After College of Wooster, he took two years off to take the MCAT’s (Medical College Admissions Test) and build his resume. He joined a team as a molecular scientist working in the Mako Medical Lab in North Carolina helping with COVID diagnoses, taught swimming lessons at a YMCA, worked for Health Code, a company that goes to patient homes to check vitals and make sure they are taking their meds, and worked on research at Duke University.
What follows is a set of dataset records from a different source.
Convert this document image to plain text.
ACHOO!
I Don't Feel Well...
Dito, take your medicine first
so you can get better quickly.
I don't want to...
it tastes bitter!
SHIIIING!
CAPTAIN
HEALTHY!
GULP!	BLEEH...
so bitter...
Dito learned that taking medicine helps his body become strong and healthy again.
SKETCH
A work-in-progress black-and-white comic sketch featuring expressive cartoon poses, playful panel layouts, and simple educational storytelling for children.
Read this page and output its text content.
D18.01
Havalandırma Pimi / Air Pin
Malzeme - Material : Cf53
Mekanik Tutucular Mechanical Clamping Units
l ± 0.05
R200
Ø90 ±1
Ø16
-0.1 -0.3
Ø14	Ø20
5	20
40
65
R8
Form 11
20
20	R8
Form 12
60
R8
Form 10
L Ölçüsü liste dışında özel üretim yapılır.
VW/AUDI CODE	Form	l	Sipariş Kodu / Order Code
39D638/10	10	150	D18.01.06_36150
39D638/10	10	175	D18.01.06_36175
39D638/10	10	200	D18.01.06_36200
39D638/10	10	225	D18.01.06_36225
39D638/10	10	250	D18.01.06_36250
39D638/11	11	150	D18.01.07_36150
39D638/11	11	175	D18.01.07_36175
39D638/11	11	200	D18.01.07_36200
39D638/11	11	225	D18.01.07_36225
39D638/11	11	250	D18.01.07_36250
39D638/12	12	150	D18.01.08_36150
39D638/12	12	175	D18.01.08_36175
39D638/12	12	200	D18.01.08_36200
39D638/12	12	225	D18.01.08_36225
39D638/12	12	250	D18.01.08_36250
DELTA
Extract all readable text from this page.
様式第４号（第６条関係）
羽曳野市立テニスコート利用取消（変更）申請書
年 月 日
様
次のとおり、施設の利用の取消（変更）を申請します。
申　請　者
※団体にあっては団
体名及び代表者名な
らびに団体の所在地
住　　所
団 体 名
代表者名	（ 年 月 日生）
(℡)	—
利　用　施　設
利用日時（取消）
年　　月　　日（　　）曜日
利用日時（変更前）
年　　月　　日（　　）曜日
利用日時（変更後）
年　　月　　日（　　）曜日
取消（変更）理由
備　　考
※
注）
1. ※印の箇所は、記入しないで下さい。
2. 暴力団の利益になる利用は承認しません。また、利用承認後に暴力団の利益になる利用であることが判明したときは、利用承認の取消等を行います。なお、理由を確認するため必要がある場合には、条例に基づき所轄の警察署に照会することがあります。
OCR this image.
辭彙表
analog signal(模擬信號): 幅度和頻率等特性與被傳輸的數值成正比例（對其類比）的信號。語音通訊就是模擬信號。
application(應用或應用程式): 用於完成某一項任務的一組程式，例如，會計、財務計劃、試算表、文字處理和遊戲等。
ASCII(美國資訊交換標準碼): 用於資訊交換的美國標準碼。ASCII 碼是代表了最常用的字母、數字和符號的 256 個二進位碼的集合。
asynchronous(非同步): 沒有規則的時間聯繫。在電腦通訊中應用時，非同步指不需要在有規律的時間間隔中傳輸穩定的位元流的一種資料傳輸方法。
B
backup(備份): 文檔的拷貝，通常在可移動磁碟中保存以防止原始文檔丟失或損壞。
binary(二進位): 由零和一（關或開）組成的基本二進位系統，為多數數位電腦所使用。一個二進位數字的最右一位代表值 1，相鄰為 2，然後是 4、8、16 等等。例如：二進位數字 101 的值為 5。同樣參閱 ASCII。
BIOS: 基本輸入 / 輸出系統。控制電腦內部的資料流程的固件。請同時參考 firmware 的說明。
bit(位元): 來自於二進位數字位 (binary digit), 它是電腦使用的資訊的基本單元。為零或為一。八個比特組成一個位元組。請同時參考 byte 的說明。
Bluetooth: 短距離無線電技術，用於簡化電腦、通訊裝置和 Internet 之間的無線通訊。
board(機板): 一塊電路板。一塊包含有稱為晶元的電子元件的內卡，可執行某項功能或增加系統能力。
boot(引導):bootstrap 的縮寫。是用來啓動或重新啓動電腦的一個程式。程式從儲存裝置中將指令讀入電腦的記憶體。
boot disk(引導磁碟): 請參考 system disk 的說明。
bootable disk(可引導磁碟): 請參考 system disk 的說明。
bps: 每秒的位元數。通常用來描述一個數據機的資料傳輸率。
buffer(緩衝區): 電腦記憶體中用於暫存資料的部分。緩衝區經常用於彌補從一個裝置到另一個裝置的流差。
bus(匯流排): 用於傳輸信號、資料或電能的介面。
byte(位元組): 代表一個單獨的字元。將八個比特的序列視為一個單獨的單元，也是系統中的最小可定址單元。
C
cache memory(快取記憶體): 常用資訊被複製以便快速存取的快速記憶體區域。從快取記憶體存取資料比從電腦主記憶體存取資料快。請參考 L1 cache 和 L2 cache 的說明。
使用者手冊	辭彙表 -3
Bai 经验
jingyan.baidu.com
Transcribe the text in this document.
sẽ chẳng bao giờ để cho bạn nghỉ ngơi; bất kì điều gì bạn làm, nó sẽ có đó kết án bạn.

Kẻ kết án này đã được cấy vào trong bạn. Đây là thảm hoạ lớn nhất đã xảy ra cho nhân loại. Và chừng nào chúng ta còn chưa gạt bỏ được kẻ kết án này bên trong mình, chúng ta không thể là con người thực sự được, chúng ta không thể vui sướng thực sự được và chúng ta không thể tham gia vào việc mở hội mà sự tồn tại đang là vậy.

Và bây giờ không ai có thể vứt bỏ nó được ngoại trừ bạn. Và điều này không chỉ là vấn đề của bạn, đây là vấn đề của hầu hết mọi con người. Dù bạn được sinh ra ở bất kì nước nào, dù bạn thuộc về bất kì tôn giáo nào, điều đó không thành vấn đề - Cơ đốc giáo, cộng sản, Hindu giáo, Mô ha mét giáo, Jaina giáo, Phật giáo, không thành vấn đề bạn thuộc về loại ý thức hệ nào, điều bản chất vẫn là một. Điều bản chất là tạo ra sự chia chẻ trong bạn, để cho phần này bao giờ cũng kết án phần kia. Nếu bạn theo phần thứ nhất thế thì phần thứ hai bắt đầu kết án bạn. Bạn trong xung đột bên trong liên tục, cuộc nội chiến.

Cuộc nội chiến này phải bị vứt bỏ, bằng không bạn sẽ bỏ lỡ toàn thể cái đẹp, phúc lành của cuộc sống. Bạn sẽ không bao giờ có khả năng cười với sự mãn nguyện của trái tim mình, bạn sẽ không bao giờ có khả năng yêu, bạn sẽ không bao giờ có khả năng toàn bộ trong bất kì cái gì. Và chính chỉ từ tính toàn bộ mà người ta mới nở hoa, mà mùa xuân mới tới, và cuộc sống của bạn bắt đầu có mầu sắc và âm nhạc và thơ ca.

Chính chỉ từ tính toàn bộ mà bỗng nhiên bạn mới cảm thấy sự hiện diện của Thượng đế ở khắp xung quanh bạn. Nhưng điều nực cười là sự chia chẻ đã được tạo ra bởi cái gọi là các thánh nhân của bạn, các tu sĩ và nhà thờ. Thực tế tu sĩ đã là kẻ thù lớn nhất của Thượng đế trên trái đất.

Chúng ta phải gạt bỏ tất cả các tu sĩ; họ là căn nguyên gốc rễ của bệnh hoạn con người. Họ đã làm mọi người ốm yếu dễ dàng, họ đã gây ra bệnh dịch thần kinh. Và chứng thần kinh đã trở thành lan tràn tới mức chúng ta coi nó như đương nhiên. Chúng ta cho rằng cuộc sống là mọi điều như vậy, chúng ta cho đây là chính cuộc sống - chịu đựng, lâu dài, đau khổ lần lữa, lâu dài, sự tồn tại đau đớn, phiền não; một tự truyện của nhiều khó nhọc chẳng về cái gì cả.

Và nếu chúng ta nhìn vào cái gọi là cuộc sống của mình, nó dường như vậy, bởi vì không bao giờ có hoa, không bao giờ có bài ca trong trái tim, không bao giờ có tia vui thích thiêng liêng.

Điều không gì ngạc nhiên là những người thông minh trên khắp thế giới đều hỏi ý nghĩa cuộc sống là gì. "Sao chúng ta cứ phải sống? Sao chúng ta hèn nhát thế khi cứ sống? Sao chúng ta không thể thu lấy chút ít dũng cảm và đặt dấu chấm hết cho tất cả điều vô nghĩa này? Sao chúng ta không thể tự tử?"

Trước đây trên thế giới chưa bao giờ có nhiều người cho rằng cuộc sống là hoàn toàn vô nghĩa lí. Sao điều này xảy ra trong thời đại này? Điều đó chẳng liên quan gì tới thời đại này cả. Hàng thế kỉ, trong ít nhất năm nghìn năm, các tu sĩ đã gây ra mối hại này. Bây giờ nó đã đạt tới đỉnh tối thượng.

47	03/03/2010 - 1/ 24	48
Now, he is in his first semester of medical school at the University of Connecticut where he received a full scholarship. He’s had two weeks of orientation and is learning “the basics” like how to do a physical exam, gathering patient information, etc. In the future, he hopes to focus on Child and Adolescent Psychiatry and eventually go into schools and reform the Health and Sex Education curriculum. In college, he had some mental health challenges and was able to overcome them, but realized he could help other people. He says there are outdated opinions held by the medical community on topics, such as learned helplessness, depression, and chemical imbalance. At the University of Connecticut, medical students are required to obtain a certificate in Public Health. This will be an asset when he is lobbying for changes in schools in the future.

He said “We need some younger people to make a change and that’s what I am trying to do.”